Plectronoceras cambria was a tiny early nautiloid, known from the Late Cambrian of eastern China (~490-485 million years ago). Its shell was about 2cm long (0.8") and it had the characteristic features of cephalopod phragmocones – chambers, septa, and a siphuncle.
This suggests it had internal air spaces reducing the density of its shell and acting as a buoyancy control mechanism, but its shell shape also indicates it wasn't adapted for jet-powered swimming like later cephalopods.
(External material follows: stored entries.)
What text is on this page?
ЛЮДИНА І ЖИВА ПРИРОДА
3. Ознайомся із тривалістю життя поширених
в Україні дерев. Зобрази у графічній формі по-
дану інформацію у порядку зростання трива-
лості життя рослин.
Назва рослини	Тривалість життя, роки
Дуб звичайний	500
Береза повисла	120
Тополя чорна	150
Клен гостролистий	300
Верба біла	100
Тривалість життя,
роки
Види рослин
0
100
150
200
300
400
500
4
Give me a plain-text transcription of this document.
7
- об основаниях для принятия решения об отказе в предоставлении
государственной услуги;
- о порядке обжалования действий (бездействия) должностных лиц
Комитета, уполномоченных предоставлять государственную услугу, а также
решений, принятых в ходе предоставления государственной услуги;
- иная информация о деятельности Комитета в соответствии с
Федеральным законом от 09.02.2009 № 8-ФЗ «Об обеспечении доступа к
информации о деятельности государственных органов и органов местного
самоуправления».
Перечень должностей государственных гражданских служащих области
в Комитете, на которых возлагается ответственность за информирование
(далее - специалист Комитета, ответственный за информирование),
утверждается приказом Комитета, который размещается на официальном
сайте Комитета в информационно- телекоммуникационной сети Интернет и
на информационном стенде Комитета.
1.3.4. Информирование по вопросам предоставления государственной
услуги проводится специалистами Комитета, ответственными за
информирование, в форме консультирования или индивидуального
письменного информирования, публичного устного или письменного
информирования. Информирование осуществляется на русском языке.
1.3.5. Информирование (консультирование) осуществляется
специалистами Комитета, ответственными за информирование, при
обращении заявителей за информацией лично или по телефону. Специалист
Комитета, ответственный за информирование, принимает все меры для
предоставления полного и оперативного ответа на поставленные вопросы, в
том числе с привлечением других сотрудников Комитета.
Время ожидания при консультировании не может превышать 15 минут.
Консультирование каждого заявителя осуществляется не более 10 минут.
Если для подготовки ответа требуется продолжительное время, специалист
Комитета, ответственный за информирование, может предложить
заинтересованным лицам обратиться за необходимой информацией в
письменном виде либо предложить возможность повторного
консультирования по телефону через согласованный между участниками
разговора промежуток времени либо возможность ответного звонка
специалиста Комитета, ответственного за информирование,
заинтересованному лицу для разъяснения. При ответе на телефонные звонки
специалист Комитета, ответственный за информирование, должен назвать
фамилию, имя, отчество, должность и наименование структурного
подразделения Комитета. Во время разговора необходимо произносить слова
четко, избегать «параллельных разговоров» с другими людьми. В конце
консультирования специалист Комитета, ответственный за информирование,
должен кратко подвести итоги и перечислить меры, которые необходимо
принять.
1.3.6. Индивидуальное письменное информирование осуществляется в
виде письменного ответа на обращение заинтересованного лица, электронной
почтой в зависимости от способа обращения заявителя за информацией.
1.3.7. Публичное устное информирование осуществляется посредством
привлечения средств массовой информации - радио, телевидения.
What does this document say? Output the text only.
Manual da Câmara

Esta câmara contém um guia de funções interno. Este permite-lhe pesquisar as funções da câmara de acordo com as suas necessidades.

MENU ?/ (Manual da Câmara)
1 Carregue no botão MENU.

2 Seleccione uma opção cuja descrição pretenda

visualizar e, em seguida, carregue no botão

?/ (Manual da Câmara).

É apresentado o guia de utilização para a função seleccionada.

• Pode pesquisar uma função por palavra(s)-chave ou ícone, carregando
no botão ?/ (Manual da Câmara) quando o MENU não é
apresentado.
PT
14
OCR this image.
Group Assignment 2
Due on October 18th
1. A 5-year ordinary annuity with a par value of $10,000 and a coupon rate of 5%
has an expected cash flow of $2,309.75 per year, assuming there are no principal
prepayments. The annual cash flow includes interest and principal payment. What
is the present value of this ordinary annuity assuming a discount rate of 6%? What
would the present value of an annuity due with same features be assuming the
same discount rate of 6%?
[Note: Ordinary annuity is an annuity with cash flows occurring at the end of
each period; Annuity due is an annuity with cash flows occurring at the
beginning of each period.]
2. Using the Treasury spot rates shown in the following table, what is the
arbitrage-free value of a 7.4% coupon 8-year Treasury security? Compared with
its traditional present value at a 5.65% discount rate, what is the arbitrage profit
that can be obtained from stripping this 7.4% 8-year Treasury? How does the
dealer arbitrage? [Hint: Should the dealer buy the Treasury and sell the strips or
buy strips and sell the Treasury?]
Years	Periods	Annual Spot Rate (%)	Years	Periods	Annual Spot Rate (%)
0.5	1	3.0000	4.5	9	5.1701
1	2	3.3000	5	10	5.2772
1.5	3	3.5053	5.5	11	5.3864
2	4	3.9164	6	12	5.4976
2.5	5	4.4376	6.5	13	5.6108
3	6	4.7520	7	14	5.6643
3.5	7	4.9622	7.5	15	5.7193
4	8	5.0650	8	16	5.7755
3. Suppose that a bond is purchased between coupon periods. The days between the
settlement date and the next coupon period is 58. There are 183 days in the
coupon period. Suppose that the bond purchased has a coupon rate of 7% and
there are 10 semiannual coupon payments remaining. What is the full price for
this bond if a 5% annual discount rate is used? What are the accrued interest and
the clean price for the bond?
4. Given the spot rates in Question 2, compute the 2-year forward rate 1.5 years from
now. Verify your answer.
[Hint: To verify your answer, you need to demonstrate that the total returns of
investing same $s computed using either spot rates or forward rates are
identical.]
Instead it may have mostly crawled around on the sea floor, while also being able to float up vertically into the water column either to avoid predators or to access new food sources.
———
But there's a complication in the simple-seeming story of shelled ancestral cephalopods learning to float, and its name is Nectocaris pteryx.
Known from the Canadian Burgess Shale fossil deposits (~508 million years ago), the Australian Emu Bay Shale (~514 million years ago), and the Chinese Chengjiang fossil deposits (~518 million years ago), this animal had a surprisingly squid-like body with fleshy fins, two tentacles, stalked eyes, a siphon-like funnel, and no sign of a shell.
It also came in two different "size morphs", one about 3cm long (1.2") and the other about 10cm long (4"), which might represent sexual dimorphism.
For a long time it was known from only a single incomplete fossil from the Burgess Shale, with uncertain classification and strange-looking attempted reconstructions. But in 2010 many more better-preserved fossils revealed that Nectocaris seemed to be some sort of early soft-bodied cephalopod, pre-dating early nautiloids like Plectronoceras by almost 30 million years.
It's generally thought to be a member of a short-lived stem lineage that diverged early on in the groups' history, convergently losing their shells and developing a resemblance to modern coleoids – a sort of early "experiment" in coleoid-like fast active swimming, but which ultimately failed and didn't happen again until the true coleoids evolved a couple of hundred million years later.
…Except there's now yet another twist.
The recently-discovered Nectocotis rusmithi is a nectocaridid from Late Ordovician deposits in the state of New York, USA, dating to about 450 million years ago. It demonstrates that these early cephalopods survived for much longer than previously thought, and even made it through the end-Cambrian extinction event that wiped out all but one lineage of the shelled cephalopods.
And it had an internal shell – but made of a tough non-mineralized substance rather than calcium carbonate.
This brings up a couple of interesting evolutionary possibilities:
Nectocaridids might still be a weird early convergently-squid-like side branch of cephalopod evolution that internalized their shells, with Nectocaris losing the shell completely while Nectocotis retained a non-mineralized version.
Or, shells might have actually been non-mineralized (and possibly also internal) from the start in ancestral cephalopods – potentially explaining the lack of earlier Cambrian fossils. Early forms were Nectocaris-like active swimmers with a high metabolic rate, and nautiloids like Plectronoceras evolved from them during the late Cambrian when oxygen levels were dropping and such high levels of activity were less sustainable, developing mineralized external shells with energy-saving passive buoyancy and lower metabolisms.